Calcium:  The body's most abundant mineral. Its primary function is to help build and maintain bones and teeth. Calcium is also important to heart health, nerves, muscles and skin. Calcium helps control blood acid-alkaline balance, plays a role in cell division, muscle growth and iron utilization, activates certain enzymes, and helps transport nutrients through cell membranes. Calcium also forms a cellular cement called ground substance that helps hold cells and tissues together.

Gram:  (gm): A metric unit of weight, there being approximately 28 grams in one ounce.

Kidney Stone:  A stone (concretion) in the kidney. If the stone is large enough to block the tube (ureter) and stop the flow of urine from the kidney, it must be removed by surgery or other methods. Also called Renal Calculus.
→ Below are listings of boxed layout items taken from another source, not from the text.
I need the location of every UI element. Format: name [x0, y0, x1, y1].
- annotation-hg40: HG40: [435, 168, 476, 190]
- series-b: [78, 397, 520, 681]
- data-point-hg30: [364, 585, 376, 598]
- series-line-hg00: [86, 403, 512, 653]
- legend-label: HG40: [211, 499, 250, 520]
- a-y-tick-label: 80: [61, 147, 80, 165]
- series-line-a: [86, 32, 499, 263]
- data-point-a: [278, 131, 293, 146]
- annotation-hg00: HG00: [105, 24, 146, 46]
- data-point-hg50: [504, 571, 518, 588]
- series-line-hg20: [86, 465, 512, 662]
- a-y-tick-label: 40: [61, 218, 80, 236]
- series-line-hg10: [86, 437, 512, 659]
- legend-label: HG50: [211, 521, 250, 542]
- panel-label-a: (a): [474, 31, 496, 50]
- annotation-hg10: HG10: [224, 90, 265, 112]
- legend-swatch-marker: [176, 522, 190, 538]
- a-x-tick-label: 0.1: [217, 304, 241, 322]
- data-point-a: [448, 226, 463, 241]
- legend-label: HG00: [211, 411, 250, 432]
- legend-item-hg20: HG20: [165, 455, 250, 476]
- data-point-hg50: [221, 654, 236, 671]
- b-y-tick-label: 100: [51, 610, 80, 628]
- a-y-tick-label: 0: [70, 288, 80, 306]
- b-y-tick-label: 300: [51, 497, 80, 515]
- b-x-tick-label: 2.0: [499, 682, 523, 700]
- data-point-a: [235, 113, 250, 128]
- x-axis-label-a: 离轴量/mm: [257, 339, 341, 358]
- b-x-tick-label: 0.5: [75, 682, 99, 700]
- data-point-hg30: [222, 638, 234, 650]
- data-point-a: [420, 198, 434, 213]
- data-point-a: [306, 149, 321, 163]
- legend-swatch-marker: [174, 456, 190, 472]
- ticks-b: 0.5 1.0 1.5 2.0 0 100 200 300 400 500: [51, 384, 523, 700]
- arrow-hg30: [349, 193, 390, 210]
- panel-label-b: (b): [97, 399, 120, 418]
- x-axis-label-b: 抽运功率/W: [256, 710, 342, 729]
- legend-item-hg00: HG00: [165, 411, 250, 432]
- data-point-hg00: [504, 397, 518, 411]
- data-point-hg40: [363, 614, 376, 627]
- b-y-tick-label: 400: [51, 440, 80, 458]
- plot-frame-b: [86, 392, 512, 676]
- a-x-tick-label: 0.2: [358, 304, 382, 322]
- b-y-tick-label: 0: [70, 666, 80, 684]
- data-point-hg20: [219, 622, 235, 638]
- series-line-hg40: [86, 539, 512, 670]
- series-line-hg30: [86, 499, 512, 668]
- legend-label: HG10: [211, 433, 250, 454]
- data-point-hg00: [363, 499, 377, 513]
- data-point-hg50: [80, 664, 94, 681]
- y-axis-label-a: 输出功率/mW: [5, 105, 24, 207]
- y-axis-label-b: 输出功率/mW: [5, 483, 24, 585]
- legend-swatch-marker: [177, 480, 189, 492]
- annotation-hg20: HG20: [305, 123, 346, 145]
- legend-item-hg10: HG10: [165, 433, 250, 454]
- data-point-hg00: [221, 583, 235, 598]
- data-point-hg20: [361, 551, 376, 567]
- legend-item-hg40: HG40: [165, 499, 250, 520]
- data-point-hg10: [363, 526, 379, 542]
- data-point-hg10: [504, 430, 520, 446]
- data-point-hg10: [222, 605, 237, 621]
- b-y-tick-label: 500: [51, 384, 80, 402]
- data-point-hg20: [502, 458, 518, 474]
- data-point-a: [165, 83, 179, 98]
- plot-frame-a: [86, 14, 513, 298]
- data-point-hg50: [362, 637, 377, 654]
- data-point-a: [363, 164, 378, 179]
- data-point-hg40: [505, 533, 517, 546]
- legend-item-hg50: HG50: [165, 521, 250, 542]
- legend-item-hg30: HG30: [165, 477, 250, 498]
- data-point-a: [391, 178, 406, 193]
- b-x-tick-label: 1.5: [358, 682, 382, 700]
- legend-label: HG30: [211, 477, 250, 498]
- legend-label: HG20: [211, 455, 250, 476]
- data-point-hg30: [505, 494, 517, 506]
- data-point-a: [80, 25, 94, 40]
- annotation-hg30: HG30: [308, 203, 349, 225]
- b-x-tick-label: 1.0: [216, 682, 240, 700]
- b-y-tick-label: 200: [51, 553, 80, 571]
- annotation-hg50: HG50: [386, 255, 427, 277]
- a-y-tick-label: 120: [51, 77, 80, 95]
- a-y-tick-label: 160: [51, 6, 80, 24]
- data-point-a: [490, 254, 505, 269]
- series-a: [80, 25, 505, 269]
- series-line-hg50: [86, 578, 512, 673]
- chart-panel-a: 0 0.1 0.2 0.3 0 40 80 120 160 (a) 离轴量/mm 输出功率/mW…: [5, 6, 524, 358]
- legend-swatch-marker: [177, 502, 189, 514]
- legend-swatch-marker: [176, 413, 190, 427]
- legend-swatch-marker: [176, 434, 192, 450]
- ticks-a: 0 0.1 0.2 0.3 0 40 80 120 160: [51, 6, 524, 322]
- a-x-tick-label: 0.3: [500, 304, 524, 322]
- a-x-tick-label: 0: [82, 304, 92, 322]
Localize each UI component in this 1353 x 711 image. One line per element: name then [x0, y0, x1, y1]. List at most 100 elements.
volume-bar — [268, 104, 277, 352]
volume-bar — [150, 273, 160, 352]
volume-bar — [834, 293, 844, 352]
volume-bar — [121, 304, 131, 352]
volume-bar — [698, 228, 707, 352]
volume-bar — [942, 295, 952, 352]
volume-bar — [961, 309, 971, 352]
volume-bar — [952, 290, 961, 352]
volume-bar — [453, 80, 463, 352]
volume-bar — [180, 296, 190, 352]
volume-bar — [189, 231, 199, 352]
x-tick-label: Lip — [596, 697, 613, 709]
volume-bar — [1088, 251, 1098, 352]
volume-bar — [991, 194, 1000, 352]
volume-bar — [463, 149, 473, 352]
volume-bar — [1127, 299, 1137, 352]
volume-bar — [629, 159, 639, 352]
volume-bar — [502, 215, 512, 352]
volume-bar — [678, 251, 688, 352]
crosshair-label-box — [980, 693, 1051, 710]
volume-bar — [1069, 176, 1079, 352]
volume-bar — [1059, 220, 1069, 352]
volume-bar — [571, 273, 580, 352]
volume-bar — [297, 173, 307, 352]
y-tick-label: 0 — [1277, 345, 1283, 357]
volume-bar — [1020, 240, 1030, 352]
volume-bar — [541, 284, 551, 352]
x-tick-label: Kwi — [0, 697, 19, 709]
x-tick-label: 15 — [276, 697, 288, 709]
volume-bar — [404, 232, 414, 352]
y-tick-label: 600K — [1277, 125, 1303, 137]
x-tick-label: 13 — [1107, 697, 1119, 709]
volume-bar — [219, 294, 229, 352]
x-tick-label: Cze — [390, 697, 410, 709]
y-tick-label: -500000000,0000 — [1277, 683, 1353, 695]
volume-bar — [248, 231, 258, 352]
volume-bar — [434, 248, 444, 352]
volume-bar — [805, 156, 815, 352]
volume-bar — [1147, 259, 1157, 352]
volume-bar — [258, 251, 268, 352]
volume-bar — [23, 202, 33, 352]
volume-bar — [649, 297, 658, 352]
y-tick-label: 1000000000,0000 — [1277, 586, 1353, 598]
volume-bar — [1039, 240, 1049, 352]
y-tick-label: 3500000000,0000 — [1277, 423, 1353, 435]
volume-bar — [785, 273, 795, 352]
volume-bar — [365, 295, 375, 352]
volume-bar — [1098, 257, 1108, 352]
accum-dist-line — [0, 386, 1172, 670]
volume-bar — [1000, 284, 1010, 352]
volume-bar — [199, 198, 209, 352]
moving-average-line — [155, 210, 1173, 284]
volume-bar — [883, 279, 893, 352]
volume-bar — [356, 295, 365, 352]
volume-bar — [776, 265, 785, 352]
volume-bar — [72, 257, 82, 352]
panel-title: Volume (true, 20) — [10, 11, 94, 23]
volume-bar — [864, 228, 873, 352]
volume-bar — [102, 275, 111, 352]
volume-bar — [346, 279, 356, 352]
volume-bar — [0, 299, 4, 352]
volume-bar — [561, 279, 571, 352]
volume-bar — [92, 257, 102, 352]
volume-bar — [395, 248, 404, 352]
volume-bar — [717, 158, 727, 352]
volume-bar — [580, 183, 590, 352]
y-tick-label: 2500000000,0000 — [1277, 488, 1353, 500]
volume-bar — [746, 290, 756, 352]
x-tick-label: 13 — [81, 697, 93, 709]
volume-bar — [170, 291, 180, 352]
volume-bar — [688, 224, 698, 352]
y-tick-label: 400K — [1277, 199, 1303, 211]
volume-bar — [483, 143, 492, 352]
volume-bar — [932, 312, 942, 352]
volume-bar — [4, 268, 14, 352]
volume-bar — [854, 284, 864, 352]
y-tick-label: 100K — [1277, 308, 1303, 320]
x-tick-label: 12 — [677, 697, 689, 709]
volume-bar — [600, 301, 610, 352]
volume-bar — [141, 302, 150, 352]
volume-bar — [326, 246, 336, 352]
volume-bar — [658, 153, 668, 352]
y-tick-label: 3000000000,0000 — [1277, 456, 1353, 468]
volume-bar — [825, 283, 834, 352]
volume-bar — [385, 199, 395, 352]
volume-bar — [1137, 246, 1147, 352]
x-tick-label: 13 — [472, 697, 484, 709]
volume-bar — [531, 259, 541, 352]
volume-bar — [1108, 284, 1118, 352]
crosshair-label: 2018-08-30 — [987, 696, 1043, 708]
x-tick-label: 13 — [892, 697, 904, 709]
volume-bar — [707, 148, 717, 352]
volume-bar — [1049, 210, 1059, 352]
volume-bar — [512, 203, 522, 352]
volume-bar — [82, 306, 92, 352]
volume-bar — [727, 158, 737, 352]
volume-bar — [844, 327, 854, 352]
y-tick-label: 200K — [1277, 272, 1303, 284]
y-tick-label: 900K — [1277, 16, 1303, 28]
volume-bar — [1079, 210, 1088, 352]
Symptoms usually begin with intense waves of pain as a stone moves in the urinary tract. Typically, a person feels a sharp, cramping pain in the back and side in the area of the kidney or in the lower abdomen. Sometimes nausea and vomiting occur. Later, pain may spread to the groin. The pain may continue if the stone is too large to pass; blood may appear in the urine and there may be the need to urinate more often or a burning sensation during urination. If fever and chills accompany any of these symptoms, an infection may be present and a doctor should be seen immediately.

Milligram:  (mg): 1/1,000 of a gram by weight.

oz:  Ounce. Approximately 28 grams.

pH:  A measure of an environment's acidity or alkalinity. The more acidic the solution, the lower the pH. For example, a pH of 1 is very acidic; a pH of 7 is neutral; a pH of 14 is very alkaline.

Protein:  Compounds composed of hydrogen, oxygen, and nitrogen present in the body and in foods that form complex combinations of amino acids. Protein is essential for life and is used for growth and repair. Foods that supply the body with protein include animal products, grains, legumes, and vegetables. Proteins from animal sources contain the essential amino acids. Proteins are changed to amino acids in the body.

Teaspoon:  (tsp) Equivalent to 5cc (5ml).